„Die ganze von Menschen gebaute Umwelt ist Architektur.“ (Patrick Jaeger) – In unserem Format Vis-à-Vis sprechen Schweizer Architektinnen und Architekten über die verschiedenen Gesichtspunkte ihres Berufs und beantworten Fragen zu ihrer Idee von Schönheit und der Rolle, die sie in der Gesellschaft einnehmen.

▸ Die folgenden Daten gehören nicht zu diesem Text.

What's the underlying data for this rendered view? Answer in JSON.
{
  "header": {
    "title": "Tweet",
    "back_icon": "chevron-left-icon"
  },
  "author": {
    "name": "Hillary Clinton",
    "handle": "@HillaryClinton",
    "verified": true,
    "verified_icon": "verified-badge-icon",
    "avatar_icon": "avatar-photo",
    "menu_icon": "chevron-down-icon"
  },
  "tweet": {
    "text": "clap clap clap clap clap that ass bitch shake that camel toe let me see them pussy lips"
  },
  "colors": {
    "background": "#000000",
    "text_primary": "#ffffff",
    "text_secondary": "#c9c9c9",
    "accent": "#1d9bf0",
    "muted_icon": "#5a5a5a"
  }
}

Welche Aufgaben beschäftigen Sie gerade?
Wir sind gerade mit dem Bau zweier Wohngebäude in Basel und Region beschäftigt. Beim einen handelt es sich um ein genossenschaftliches Wohnhaus auf dem Lysbüchel-Areal, das von Themen wie „einfaches Bauen“, dem Flächenbedarf pro Kopf, dem Gemeinschaftsaspekt sowie einer herausfordernden städtebaulichen Situation geprägt ist. Beim anderen Gebäude handelt es sich um ein Generationenhaus mit fünf Wohnungen und einem Gartenpavillon. Für unser bisher grösstes Projekt, ein genossenschaftliches Wohnhochhaus aus Holz in Bern, stehen wir nach dem Wettbewerbserfolg in den Startlöchern. Nebst der Suche nach innovativen, zeitgemässen Grundrissen denken wir bei diesem Projekt die vertikale Erschliessung eines Hochhauses neu, die in ihrem Grundsatz nicht als sehr gemeinschaftsförderlich bekannt ist.
Welches architektonische Werk hat Sie kürzlich begeistert?
Nach Monaten ohne Reisen hat mich diesen Sommer wieder das Fernweh gepackt und mich letztendlich nach Südfrankreich geführt. Dabei hat mich die Bebauung der Hafenfront in Toulon von Jean de Mailly aus den 1950er-Jahren begeistert. Interessant ist, wie mit diesem grossmassstäblichen Eingriff mit vier linearen Gebäuden entlang dem Ufer eine spannende Lösung auf vielen unterschiedlichen Ebenen gesucht wurde. Die Durchlässigkeit des gesamten Gebäudekomplexes stellt eine interessante Verbindung zwischen Hafenpromenade und der dahinterliegenden Stadt her. Die stadtseitige Erschliessung ist offen gehalten und erweitert so die Erschliessungsebene der Strasse in die Vertikale bis zum Dach. Durch unterschiedliche Massstäbe bilden die Gebäude unterschiedliche, städtebauliche Zonen und adressieren so verschiedenste Nutzer.
Inwiefern unterstützen oder behindern neuartige Materialien die Architektursprache?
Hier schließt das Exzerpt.